Like the apocalypses, apocalyptic preaching uses its symbols in polyvalent fashion and does not over-determine their referents. Ancient apocalyptic writers didn’t always make it clear who or what their symbols “stood for.” Did they want to confuse us? No, but they understood that symbols have a unique power.

I do not deny the importance of exposition and expository preaching. These are necessary and have their own power. But symbols and myth function differently from explanation and analysis. They shape the imagination and redefine what is possible and real, inviting us to reapply a single paradigm in multiple contexts.

In the ancient world, apocalyptic visionaries often wrote pseudonymously, attributing their revelatory visions to a great figure from the past. Does this practice give us permission to hide behind the gospel? Absolutely not.

The authors of apocalypses were not hiding but claiming their place in a tradition. They remind us the discourse that has the power to dismantle every empire and reveal God in our midst doesn’t originate with you or me. We don’t speak on our own authority or for our own glory. We claim the authority of the gospel, and we preach the gospel from within a tradition. John, the seer, was the one apocalyptic writer who put his own name on his book. But the truth of his message and the shape of his witness came directly from the slaughtered lamb.

Apocalyptic preaching does not stand alone: it is one modality of preaching, just as “apocalypse” is one of many literary genres in the Bible. We neglect it at our peril.
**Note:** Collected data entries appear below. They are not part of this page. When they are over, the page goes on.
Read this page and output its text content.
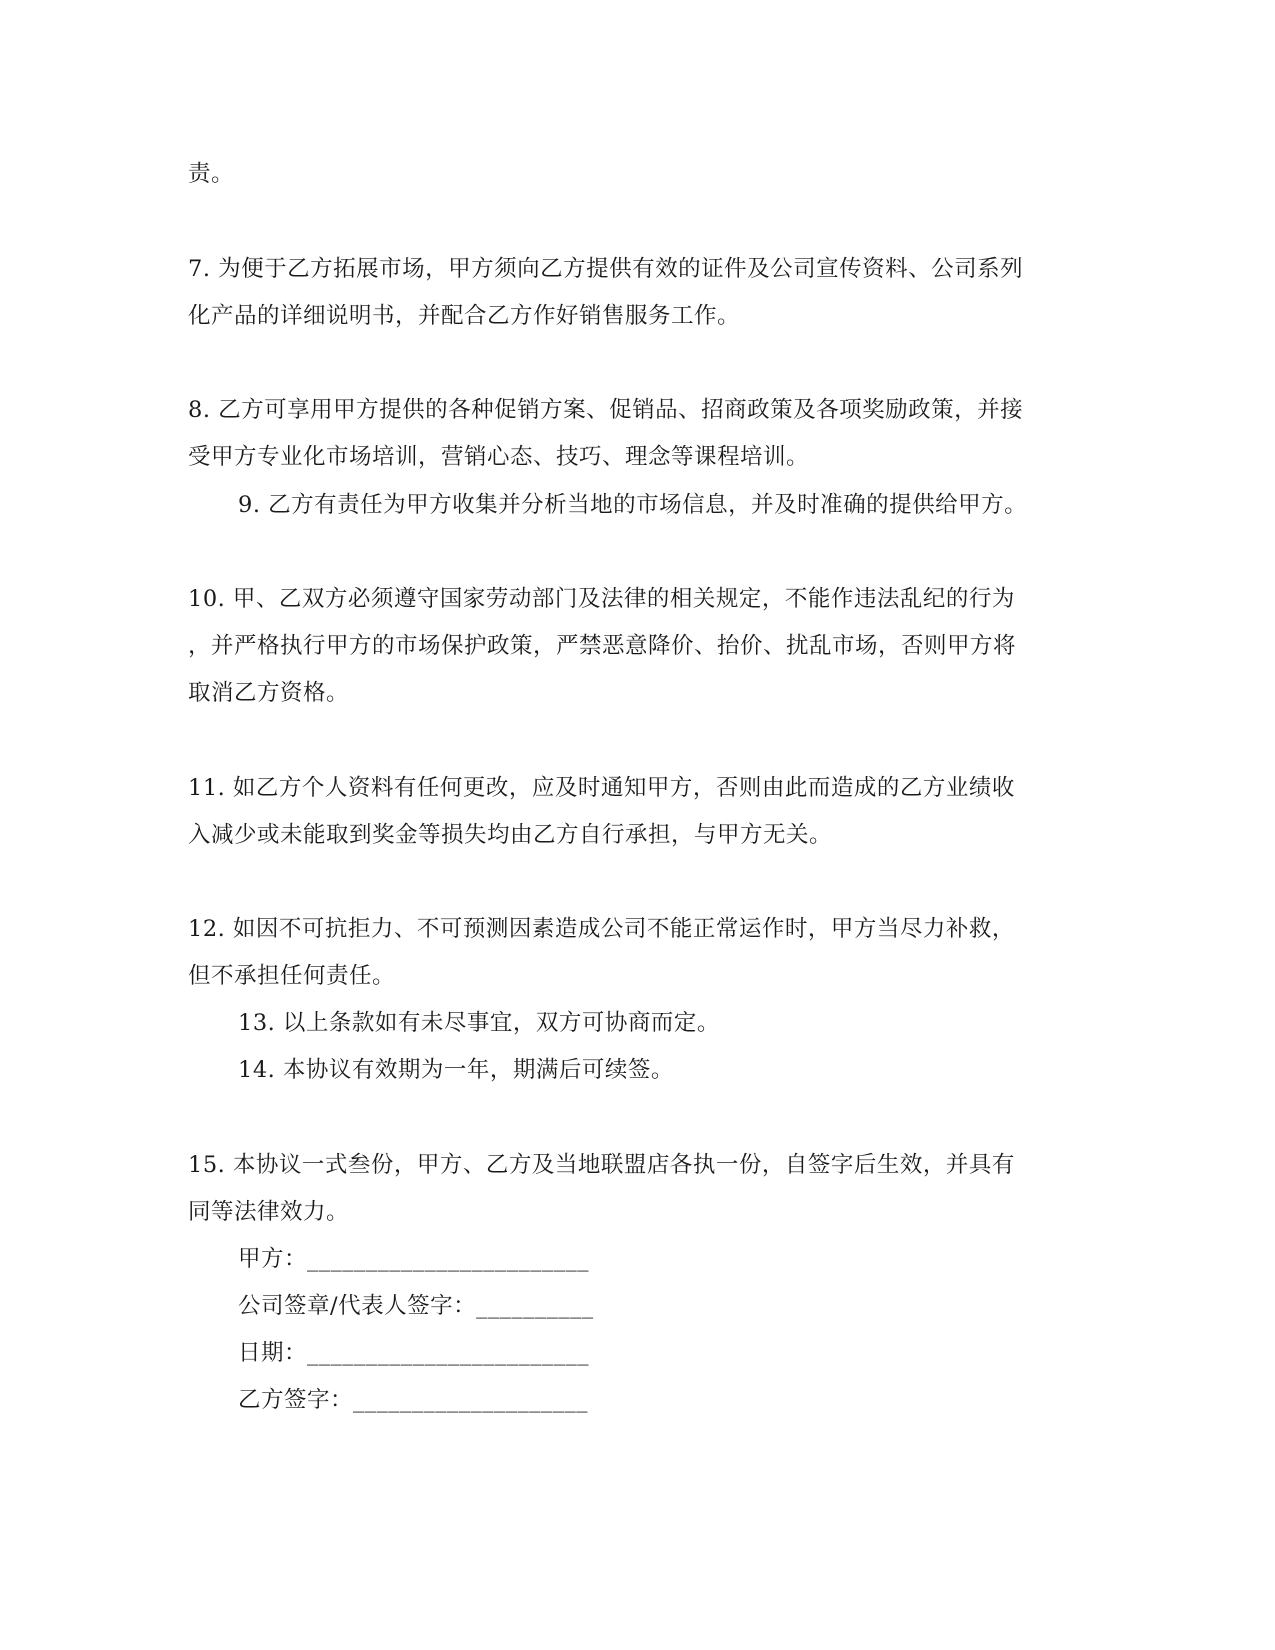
责。
7. 为便于乙方拓展市场，甲方须向乙方提供有效的证件及公司宣传资料、公司系列
化产品的详细说明书，并配合乙方作好销售服务工作。
8. 乙方可享用甲方提供的各种促销方案、促销品、招商政策及各项奖励政策，并接
受甲方专业化市场培训，营销心态、技巧、理念等课程培训。
9. 乙方有责任为甲方收集并分析当地的市场信息，并及时准确的提供给甲方。
10. 甲、乙双方必须遵守国家劳动部门及法律的相关规定，不能作违法乱纪的行为
，并严格执行甲方的市场保护政策，严禁恶意降价、抬价、扰乱市场，否则甲方将
取消乙方资格。
11. 如乙方个人资料有任何更改，应及时通知甲方，否则由此而造成的乙方业绩收
入减少或未能取到奖金等损失均由乙方自行承担，与甲方无关。
12. 如因不可抗拒力、不可预测因素造成公司不能正常运作时，甲方当尽力补救，
但不承担任何责任。
13. 以上条款如有未尽事宜，双方可协商而定。
14. 本协议有效期为一年，期满后可续签。
15. 本协议一式叁份，甲方、乙方及当地联盟店各执一份，自签字后生效，并具有
同等法律效力。
甲方：________________________
公司签章/代表人签字：__________
日期：________________________
乙方签字：____________________
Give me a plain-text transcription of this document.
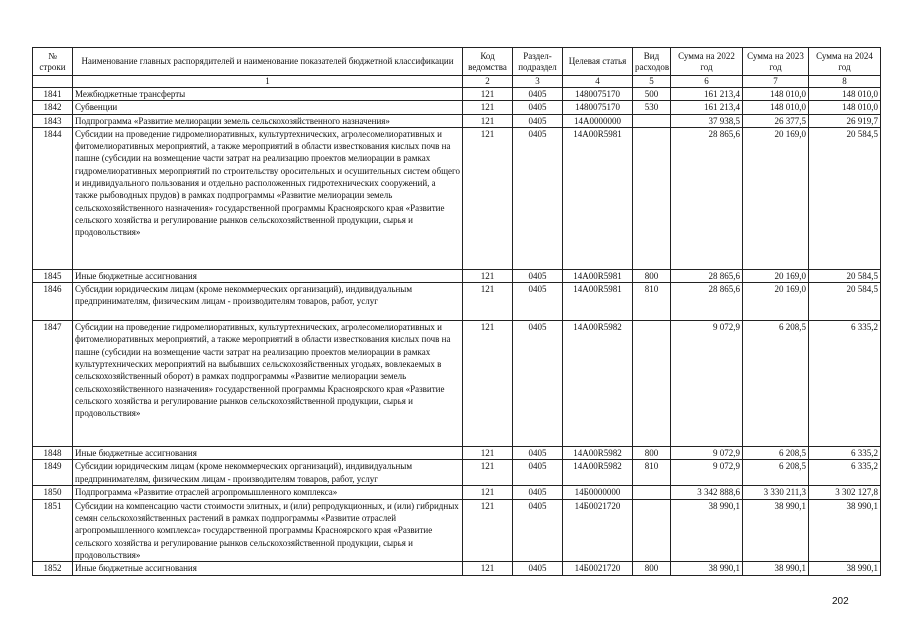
№ строки	Наименование главных распорядителей и наименование показателей бюджетной классификации	Код ведомства	Раздел-подраздел	Целевая статья	Вид расходов	Сумма на 2022 год	Сумма на 2023 год	Сумма на 2024 год
	1	2	3	4	5	6	7	8
1841	Межбюджетные трансферты	121	0405	1480075170	500	161 213,4	148 010,0	148 010,0
1842	Субвенции	121	0405	1480075170	530	161 213,4	148 010,0	148 010,0
1843	Подпрограмма «Развитие мелиорации земель сельскохозяйственного назначения»	121	0405	14А0000000		37 938,5	26 377,5	26 919,7
1844	Субсидии на проведение гидромелиоративных, культуртехнических, агролесомелиоративных и фитомелиоративных мероприятий, а также мероприятий в области известкования кислых почв на пашне (субсидии на возмещение части затрат на реализацию проектов мелиорации в рамках гидромелиоративных мероприятий по строительству оросительных и осушительных систем общего и индивидуального пользования и отдельно расположенных гидротехнических сооружений, а также рыбоводных прудов) в рамках подпрограммы «Развитие мелиорации земель сельскохозяйственного назначения» государственной программы Красноярского края «Развитие сельского хозяйства и регулирование рынков сельскохозяйственной продукции, сырья и продовольствия»	121	0405	14А00R5981		28 865,6	20 169,0	20 584,5
1845	Иные бюджетные ассигнования	121	0405	14А00R5981	800	28 865,6	20 169,0	20 584,5
1846	Субсидии юридическим лицам (кроме некоммерческих организаций), индивидуальным предпринимателям, физическим лицам - производителям товаров, работ, услуг	121	0405	14А00R5981	810	28 865,6	20 169,0	20 584,5
1847	Субсидии на проведение гидромелиоративных, культуртехнических, агролесомелиоративных и фитомелиоративных мероприятий, а также мероприятий в области известкования кислых почв на пашне (субсидии на возмещение части затрат на реализацию проектов мелиорации в рамках культуртехнических мероприятий на выбывших сельскохозяйственных угодьях, вовлекаемых в сельскохозяйственный оборот) в рамках подпрограммы «Развитие мелиорации земель сельскохозяйственного назначения» государственной программы Красноярского края «Развитие сельского хозяйства и регулирование рынков сельскохозяйственной продукции, сырья и продовольствия»	121	0405	14А00R5982		9 072,9	6 208,5	6 335,2
1848	Иные бюджетные ассигнования	121	0405	14А00R5982	800	9 072,9	6 208,5	6 335,2
1849	Субсидии юридическим лицам (кроме некоммерческих организаций), индивидуальным предпринимателям, физическим лицам - производителям товаров, работ, услуг	121	0405	14А00R5982	810	9 072,9	6 208,5	6 335,2
1850	Подпрограмма «Развитие отраслей агропромышленного комплекса»	121	0405	14Б0000000		3 342 888,6	3 330 211,3	3 302 127,8
1851	Субсидии на компенсацию части стоимости элитных, и (или) репродукционных, и (или) гибридных семян сельскохозяйственных растений в рамках подпрограммы «Развитие отраслей агропромышленного комплекса» государственной программы Красноярского края «Развитие сельского хозяйства и регулирование рынков сельскохозяйственной продукции, сырья и продовольствия»	121	0405	14Б0021720		38 990,1	38 990,1	38 990,1
1852	Иные бюджетные ассигнования	121	0405	14Б0021720	800	38 990,1	38 990,1	38 990,1
202
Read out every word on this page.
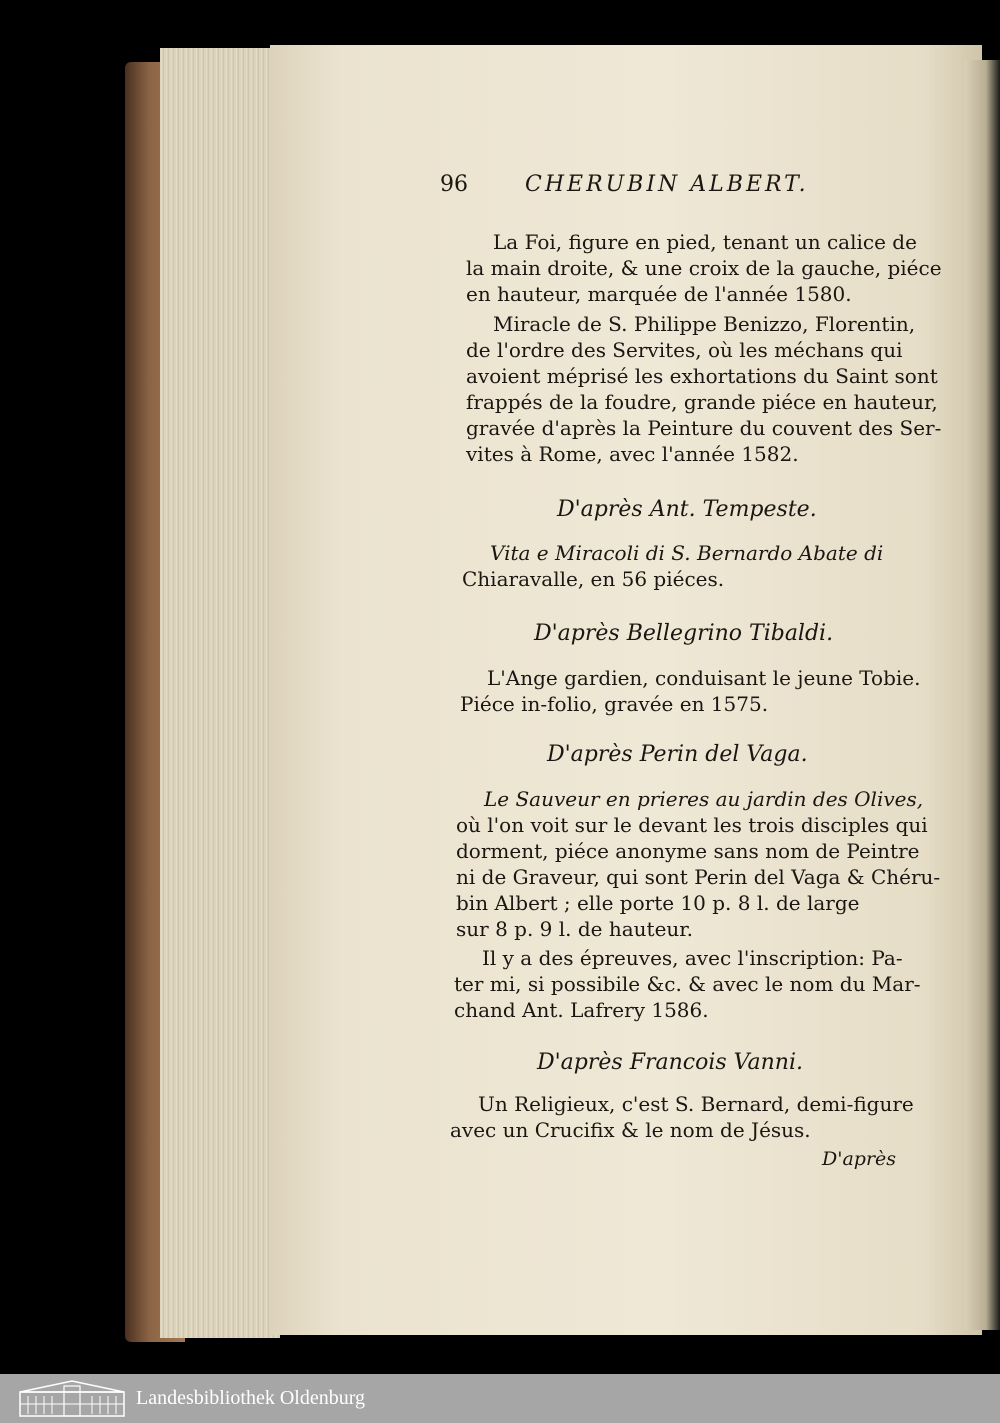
96	CHERUBIN ALBERT.
La Foi, figure en pied, tenant un calice de
la main droite, & une croix de la gauche, piéce
en hauteur, marquée de l'année 1580.
Miracle de S. Philippe Benizzo, Florentin,
de l'ordre des Servites, où les méchans qui
avoient méprisé les exhortations du Saint sont
frappés de la foudre, grande piéce en hauteur,
gravée d'après la Peinture du couvent des Ser-
vites à Rome, avec l'année 1582.
D'après Ant. Tempeste.
Vita e Miracoli di S. Bernardo Abate di
Chiaravalle, en 56 piéces.
D'après Bellegrino Tibaldi.
L'Ange gardien, conduisant le jeune Tobie.
Piéce in-folio, gravée en 1575.
D'après Perin del Vaga.
Le Sauveur en prieres au jardin des Olives,
où l'on voit sur le devant les trois disciples qui
dorment, piéce anonyme sans nom de Peintre
ni de Graveur, qui sont Perin del Vaga & Chéru-
bin Albert ; elle porte 10 p. 8 l. de large
sur 8 p. 9 l. de hauteur.
Il y a des épreuves, avec l'inscription: Pa-
ter mi, si possibile &c. & avec le nom du Mar-
chand Ant. Lafrery 1586.
D'après Francois Vanni.
Un Religieux, c'est S. Bernard, demi-figure
avec un Crucifix & le nom de Jésus.
D'après
Landesbibliothek Oldenburg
Finally, apocalyptic preaching isn’t just preaching on apocalyptic texts. The authors of the apocalypses “preached” apocalyptically on a host of biblical texts, drawing on earlier scriptures for much of their imagery, language, and concepts. I challenge you to do the same.2


1See the fine essay posted on this website by Greg Carey, entitled “Preaching Apocalyptic Texts” 11.02.08.
2My thanks to Walter Brueggemann, Chuck Campbell, Greg Carey, and Denise Thorpe, whose comments on earlier drafts made this a stronger essay.